Fanon was born to an affluent family on the Caribbean island of Martinique, then a French colony which is still under French control today. As a teenager, he was taught by communist anti-colonial thinker Aimé Césaire (1913 - 2008).

Fanon was exposed to much European racism during World War II. After France fell to the Nazis in 1940, a Nazi government was set up in Martinique by French collaborators, whom he describedas taking off their masks and behaving like "authentic racists".

Fighting for the Allied forces, Fanon also observed European women liberated by black soldiers preferring to dance with fascist Italian prisoners rather than fraternize with their liberators.

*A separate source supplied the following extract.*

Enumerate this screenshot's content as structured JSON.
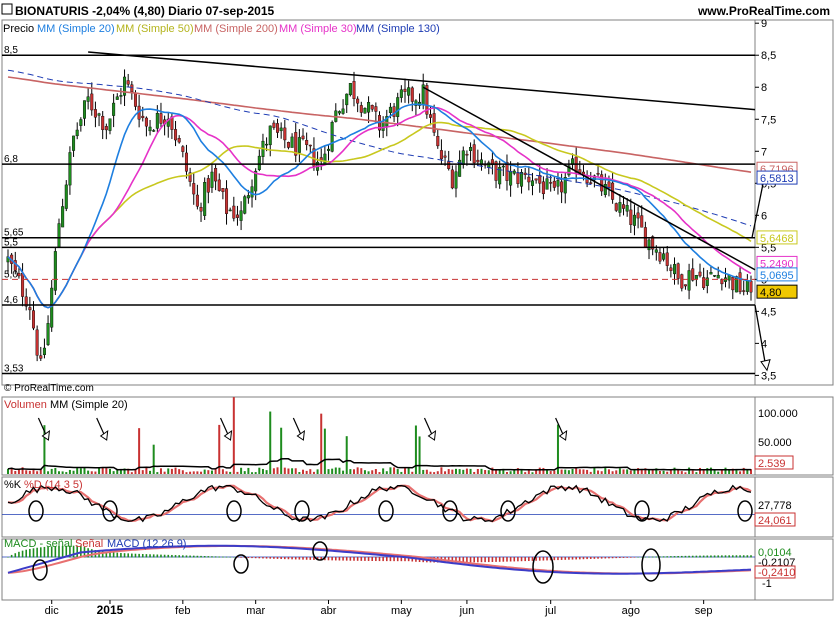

While completing a residency in psychiatry in France completing, Fanon wrote and published his first book, "Black Skin, White Masks" (1952), an analysis of the negative psychological effects of colonial subjugation upon black people.

Following the outbreak of the Algerian revolution in November 1954, Fanon joined the Front de Libération Nationale, a nationalist Algerian party. Working at a French hospital in Algeria, Fanon became responsible for treating the psychological distress of the French troops who carried out torture to suppress anti-colonial resistance, as well as their Algerian victims.

While organizing for Algerian independence in Ghana, Fanon was diagnosed with leukemia that would ultimately kill him. He spent the last year of his life writing his most famous work, "The Wretched of the Earth" (French: Les Damnés de la Terre). The text provides a psychiatric analysis of the dehumanizing effects of colonization and examines the possibilities of anti-colonial liberation

Following a trip to the Soviet Union to treat his leukemia, Fanon came to the U.S. in 1961 for further treatment in a visit arranged by the CIA. Fanon died in Bethesda, Maryland on December 6th, 1961 under the name of "Ibrahim Fanon", a Libyan nom de guerre he had assumed in order to enter a hospital after being wounded during a mission for the Algerian National Liberation Front.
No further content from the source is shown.